How to scale LLM workloads to 20B+ with Amazon SageMaker using Hugging Face and PyTorch FSDP
A couple of weeks ago, Together released an instruction-tuned large language model, fine-tuned for a chat from EleutherAI GPT-NeoX-20B with over 43 million instructions under an Apache-2.0 license! It is the first big open-source alternative to OpenAIs ChatGPT. The model might not perform as well as ChatGPT on your domain-specific prompts and input out of the box, but that's something we can improve through fine-tuning. We are going learn how to use PyTorch FSDP on Amazon SageMaker with Hugging Face to fine-tune LLMs on a multi-node multi-GPU setup
In this tutorial, you will learn how to:
- Setup Environment
- Load and prepare chat dataset
- Fine-tune the GPT model using FSDP on Amazon SageMaker
What is PyTorch Fully Sharded Data Parallel (FSDP)?
PyTorch FSDP (Fully Sharded Data Parallel) is an extension of data parallelism that enables efficient large-scale training of LLMs. With FSDP, each GPU stores only a subset of the model and associated optimizer states and gradients and can optionally offload the sharded model parameters to CPUs. This helps maximize the overlap between network communication and model computation, reducing the memory footprint on GPUs.
[Introducing PyTorch Fully Sharded Data Parallel (FSDP) API]
FSDP optimizations include:
- Transformer Wrapping Policy
- Mixed Precision (bf16)
- Activation Checkpointing (Gradient Checkpointing)
- Full Sharding Strategy
PyTorch FSDP is natively integrated into the Hugging Face Trainer, making it easy to adapt and use. You can learn more about PyTorch FSDP in Efficient Large-Scale Training with Pytorch FSDP and AWS or Introducing PyTorch Fully Sharded Data Parallel (FSDP) API blog post.
Now, Let's get started! 🚀
Tutorial
In this tutorial, we will fine-tune the new GPT-NeoXT-Chat-Base-20B on the ELI5 dataset to improve the explanation and question-answering skills of the agent. The ELI5 dataset is an English-language dataset of questions and answers gathered from three subreddits where users ask factual questions requiring paragraph-length or longer answers.
GPT-NeoXT-Chat-Base is a 20B open-source LLM, which makes it hard to fine-tune on a single GPU or even a single Node with multiple GPUs. We are going to use Amazon SageMaker managed training platform as our infrastructure backbone to help us create a multi-node cluster to easily run our distributed training. As instances, we will use 2x p4d.24xlarge instances, which come with 8x NIVIDA A100 40GB GPUs.
Note: You might have to increase and request a quota for those instances.

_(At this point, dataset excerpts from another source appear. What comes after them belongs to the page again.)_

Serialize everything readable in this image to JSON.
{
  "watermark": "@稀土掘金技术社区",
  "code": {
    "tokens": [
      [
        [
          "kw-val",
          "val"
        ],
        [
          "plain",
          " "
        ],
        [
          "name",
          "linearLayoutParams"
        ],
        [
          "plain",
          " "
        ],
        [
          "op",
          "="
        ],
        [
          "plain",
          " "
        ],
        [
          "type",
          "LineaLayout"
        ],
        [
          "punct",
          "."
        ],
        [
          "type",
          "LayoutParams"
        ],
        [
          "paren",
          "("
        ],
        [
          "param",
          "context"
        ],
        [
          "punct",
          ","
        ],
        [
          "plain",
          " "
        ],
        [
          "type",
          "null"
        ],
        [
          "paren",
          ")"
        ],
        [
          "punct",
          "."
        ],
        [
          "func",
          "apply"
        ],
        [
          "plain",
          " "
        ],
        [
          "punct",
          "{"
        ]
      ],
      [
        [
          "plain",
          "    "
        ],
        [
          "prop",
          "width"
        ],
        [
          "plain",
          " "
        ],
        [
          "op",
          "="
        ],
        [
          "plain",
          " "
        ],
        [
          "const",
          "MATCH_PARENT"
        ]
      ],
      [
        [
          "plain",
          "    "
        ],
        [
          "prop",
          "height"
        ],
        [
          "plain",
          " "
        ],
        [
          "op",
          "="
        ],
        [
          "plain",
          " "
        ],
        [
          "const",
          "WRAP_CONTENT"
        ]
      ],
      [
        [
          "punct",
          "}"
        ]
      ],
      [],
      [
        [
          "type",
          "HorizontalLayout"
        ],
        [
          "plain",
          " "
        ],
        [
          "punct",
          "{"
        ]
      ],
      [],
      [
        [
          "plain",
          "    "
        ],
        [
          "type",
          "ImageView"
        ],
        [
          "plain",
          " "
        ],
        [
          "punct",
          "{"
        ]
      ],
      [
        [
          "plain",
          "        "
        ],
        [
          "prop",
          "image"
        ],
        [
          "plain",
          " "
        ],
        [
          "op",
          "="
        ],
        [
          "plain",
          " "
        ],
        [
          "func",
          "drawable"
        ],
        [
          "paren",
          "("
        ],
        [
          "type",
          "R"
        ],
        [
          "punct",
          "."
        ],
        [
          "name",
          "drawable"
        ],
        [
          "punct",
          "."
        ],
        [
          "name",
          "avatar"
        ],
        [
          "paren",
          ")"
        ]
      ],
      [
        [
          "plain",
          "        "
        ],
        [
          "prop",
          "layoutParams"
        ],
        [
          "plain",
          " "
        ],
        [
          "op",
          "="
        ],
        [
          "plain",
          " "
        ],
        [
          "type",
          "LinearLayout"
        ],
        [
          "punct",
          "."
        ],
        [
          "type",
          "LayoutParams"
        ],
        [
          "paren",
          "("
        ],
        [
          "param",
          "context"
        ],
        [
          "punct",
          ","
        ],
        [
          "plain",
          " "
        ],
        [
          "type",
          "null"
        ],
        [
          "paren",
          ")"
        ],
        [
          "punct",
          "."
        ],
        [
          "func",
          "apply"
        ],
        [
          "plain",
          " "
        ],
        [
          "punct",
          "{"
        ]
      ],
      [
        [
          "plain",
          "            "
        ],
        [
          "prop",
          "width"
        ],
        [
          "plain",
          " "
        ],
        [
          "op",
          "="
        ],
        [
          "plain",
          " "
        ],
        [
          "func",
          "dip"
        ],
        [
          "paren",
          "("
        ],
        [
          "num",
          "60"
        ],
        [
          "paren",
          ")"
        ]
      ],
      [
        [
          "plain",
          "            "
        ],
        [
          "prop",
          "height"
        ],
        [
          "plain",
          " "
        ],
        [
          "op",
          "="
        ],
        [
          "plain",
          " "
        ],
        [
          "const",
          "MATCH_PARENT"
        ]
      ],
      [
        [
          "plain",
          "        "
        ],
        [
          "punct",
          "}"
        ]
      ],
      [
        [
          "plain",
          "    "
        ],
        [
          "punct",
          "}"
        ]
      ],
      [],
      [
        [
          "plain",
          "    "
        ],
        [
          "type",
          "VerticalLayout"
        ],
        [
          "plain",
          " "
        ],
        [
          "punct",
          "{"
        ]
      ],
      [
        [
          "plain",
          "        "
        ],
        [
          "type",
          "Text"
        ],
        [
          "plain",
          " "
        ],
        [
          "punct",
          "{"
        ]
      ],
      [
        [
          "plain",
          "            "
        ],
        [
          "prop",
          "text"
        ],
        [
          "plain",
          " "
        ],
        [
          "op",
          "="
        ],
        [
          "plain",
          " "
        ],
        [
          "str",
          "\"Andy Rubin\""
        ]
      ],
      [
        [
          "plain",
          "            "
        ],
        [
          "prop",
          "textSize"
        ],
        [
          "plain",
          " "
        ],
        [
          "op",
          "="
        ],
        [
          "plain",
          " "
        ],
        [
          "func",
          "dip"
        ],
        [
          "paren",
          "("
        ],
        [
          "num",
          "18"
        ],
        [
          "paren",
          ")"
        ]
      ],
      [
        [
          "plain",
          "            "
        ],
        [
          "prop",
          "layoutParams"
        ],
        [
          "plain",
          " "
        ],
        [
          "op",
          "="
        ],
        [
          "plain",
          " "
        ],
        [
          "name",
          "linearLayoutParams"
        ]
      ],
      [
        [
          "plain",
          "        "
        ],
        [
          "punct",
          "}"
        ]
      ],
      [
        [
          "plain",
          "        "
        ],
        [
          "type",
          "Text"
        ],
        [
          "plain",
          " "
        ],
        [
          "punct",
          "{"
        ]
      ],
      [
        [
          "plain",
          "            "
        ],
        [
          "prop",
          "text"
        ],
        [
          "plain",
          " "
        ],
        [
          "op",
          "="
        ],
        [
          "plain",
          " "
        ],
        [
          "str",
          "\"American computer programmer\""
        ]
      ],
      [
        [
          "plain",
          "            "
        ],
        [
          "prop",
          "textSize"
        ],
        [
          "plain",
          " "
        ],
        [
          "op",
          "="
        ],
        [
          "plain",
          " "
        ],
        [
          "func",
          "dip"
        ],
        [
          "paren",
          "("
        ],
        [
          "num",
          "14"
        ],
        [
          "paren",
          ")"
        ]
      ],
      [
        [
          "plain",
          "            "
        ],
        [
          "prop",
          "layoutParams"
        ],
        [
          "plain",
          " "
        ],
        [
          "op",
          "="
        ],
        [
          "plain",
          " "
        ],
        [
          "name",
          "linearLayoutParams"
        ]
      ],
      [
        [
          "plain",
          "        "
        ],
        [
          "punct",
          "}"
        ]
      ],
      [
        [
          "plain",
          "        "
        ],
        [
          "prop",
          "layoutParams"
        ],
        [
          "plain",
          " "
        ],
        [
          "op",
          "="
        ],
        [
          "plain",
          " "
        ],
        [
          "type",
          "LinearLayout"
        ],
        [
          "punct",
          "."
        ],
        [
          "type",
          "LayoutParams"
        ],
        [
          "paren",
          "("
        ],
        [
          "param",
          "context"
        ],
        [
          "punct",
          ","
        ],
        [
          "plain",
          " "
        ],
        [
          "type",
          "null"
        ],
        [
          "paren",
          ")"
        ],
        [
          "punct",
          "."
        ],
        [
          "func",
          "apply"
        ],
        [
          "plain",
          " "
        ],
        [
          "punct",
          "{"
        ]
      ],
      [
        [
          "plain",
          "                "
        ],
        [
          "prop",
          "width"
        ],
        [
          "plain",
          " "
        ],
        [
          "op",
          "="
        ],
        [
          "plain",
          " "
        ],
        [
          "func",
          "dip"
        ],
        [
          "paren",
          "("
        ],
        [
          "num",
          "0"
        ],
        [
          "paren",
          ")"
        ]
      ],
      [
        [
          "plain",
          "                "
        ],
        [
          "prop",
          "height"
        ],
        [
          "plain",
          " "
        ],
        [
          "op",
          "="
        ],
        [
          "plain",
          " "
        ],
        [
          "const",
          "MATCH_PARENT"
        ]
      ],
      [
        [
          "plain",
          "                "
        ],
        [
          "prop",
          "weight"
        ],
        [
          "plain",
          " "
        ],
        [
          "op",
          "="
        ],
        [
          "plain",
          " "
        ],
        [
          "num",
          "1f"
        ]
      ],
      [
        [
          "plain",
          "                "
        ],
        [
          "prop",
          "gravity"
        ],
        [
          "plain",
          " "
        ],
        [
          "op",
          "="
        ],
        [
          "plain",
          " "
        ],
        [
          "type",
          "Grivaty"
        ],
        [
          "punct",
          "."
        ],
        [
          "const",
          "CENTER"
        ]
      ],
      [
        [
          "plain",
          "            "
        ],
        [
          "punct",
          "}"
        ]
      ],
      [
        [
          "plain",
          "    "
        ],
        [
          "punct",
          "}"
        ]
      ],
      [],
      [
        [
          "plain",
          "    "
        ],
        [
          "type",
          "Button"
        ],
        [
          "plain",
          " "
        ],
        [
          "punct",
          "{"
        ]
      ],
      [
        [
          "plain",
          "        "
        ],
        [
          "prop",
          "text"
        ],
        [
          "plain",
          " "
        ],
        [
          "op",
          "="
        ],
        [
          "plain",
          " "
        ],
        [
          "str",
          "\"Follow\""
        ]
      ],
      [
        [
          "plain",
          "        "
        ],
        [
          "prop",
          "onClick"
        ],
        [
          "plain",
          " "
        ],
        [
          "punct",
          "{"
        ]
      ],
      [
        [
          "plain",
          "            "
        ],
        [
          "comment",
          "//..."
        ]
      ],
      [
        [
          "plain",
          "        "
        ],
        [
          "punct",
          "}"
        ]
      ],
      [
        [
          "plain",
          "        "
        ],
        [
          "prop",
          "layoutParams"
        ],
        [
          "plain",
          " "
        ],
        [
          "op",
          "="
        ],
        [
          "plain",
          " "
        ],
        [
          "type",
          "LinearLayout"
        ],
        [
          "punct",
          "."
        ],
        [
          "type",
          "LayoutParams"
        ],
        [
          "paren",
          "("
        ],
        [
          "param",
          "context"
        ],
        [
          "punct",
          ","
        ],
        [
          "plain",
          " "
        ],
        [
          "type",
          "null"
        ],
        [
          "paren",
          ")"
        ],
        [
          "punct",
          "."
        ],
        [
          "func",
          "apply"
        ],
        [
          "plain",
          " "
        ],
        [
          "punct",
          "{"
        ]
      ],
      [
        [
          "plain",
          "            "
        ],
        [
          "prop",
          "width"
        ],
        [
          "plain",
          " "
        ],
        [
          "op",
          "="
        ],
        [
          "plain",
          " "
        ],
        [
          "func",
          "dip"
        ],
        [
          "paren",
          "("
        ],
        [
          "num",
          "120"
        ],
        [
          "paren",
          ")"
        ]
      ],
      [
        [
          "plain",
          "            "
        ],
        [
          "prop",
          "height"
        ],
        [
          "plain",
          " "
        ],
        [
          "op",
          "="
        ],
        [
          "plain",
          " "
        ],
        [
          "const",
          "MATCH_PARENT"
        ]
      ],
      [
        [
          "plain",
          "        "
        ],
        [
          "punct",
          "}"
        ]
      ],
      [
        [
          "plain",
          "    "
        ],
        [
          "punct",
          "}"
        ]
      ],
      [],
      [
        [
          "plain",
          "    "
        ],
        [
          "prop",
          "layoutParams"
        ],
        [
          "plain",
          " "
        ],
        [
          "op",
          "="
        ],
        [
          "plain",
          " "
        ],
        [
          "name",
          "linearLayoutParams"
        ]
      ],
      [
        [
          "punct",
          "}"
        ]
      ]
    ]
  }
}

As distributed training framework, we will use Pytorch FSDP + Hugging Face Transformers Trainer, which will make it super easy to distribute our model and data in a fully sharded way across all our nodes and GPUs.
1. Setup Environment
The first step is installing the Hugging Face Libraries, including transformers, datasets, and sagemaker. Running the following cell will install all the required packages.
If you are going to use Sagemaker in a local environment. You need access to an IAM Role with the required permissions for SageMaker. You can find here more about it.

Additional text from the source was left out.